Sopeña died in 1918 and her remains were interred in Madrid while popular opinion held her as a saint; her order now operates in nations such as Argentina and the Dominican Republic amongst others.

==Beatification==
The beatification process opened in Madrid in an informative process that spanned from 1928 until its solemn closure later in 1956 while theologians determined - on 1 July 1964 - that her spiritual writings were in full accordance with official doctrine. An apostolic process was later held in which Cardinal Vicente Enrique Tarancón oversaw it from 1981 until 26 March 1982; the Congregation for the Causes of Saints validated the two previous processes in Rome on 18 February 1983 before receiving the Positio in 1988. Theologians approved the cause on 17 December 1991 as did the C.C.S. on 19 May 1992 while the confirmation of her life of heroic virtue allowed for Pope John Paul II to name her as Venerable on 11 July 1992.

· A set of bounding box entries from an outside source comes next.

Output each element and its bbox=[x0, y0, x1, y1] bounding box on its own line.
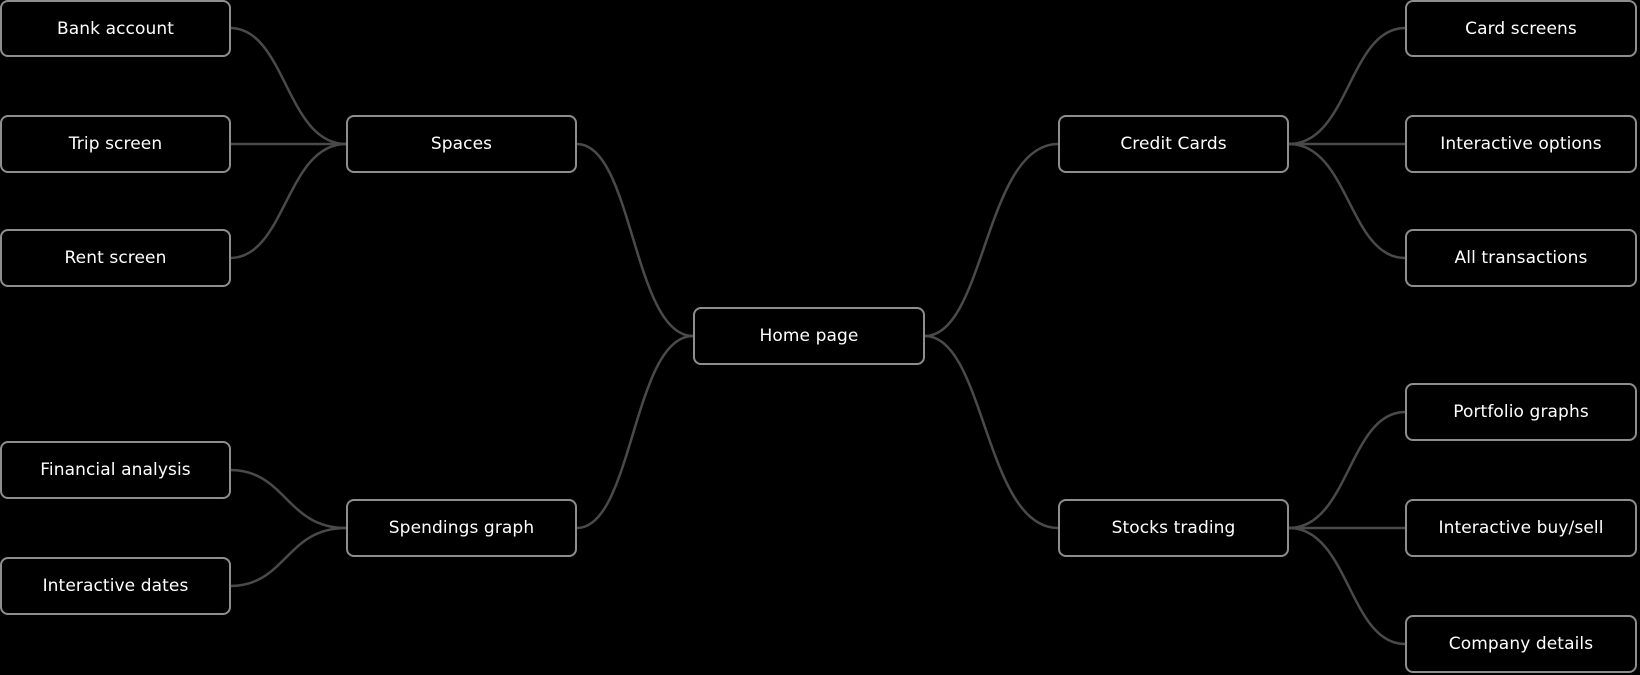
connector-home-spendings bbox=[576, 334, 694, 530]
connector-spendings-financial-analysis bbox=[229, 468, 347, 530]
node-portfolio-graphs[interactable]: Portfolio graphs bbox=[1405, 383, 1637, 441]
node-interactive-dates[interactable]: Interactive dates bbox=[0, 557, 231, 615]
connector-credit-cards-card-screens bbox=[1288, 26, 1406, 146]
node-rent-screen[interactable]: Rent screen bbox=[0, 229, 231, 287]
connector-spendings-interactive-dates bbox=[229, 526, 347, 588]
node-spaces[interactable]: Spaces bbox=[346, 115, 577, 173]
node-interactive-buy-sell[interactable]: Interactive buy/sell bbox=[1405, 499, 1637, 557]
connector-home-credit-cards bbox=[924, 142, 1059, 338]
node-credit-cards[interactable]: Credit Cards bbox=[1058, 115, 1289, 173]
connector-spaces-bank-account bbox=[229, 26, 347, 146]
node-all-transactions[interactable]: All transactions bbox=[1405, 229, 1637, 287]
connector-stocks-company-details bbox=[1288, 526, 1406, 646]
node-interactive-options[interactable]: Interactive options bbox=[1405, 115, 1637, 173]
connector-spaces-rent-screen bbox=[229, 142, 347, 260]
connector-home-stocks bbox=[924, 334, 1059, 530]
node-spendings-graph[interactable]: Spendings graph bbox=[346, 499, 577, 557]
node-financial-analysis[interactable]: Financial analysis bbox=[0, 441, 231, 499]
node-home-page[interactable]: Home page bbox=[693, 307, 925, 365]
connector-credit-cards-all-transactions bbox=[1288, 142, 1406, 260]
node-trip-screen[interactable]: Trip screen bbox=[0, 115, 231, 173]
node-bank-account[interactable]: Bank account bbox=[0, 0, 231, 57]
node-card-screens[interactable]: Card screens bbox=[1405, 0, 1637, 57]
node-stocks-trading[interactable]: Stocks trading bbox=[1058, 499, 1289, 557]
connector-home-spaces bbox=[576, 142, 694, 338]
connector-stocks-portfolio-graphs bbox=[1288, 410, 1406, 530]
node-company-details[interactable]: Company details bbox=[1405, 615, 1637, 673]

The miracle required for beatification was investigated in the location of its origin in 1968 before the C.C.S. later validated this on 5 February 1999; a medical board of experts later confirmed the healing was a miracle on 9 March 2000 as did a congress of theologians on 23 June 2000 and the cardinal and bishop members of the C.C.S. on 5 March 2002. John Paul II approved this healing - the 26 May 1957 cure of Victoriano Herrero Pérez - to be a miracle on 23 April 2002 and later beatified her on 23 March 2003.

The second miracle - the one for sainthood - was investigated in Madrid from 27 December 2005 until its closure on 25 January 2007 and involved the curing of the girl Dayanna Cantos Guillermo; the C.C.S. validated the process in Rome on 25 January 2008.

The current postulator for this cause is the Trinitarian priest Antonio Sáez de Albéniz and the vice-postulator is Jacqueline Rivas Agurto.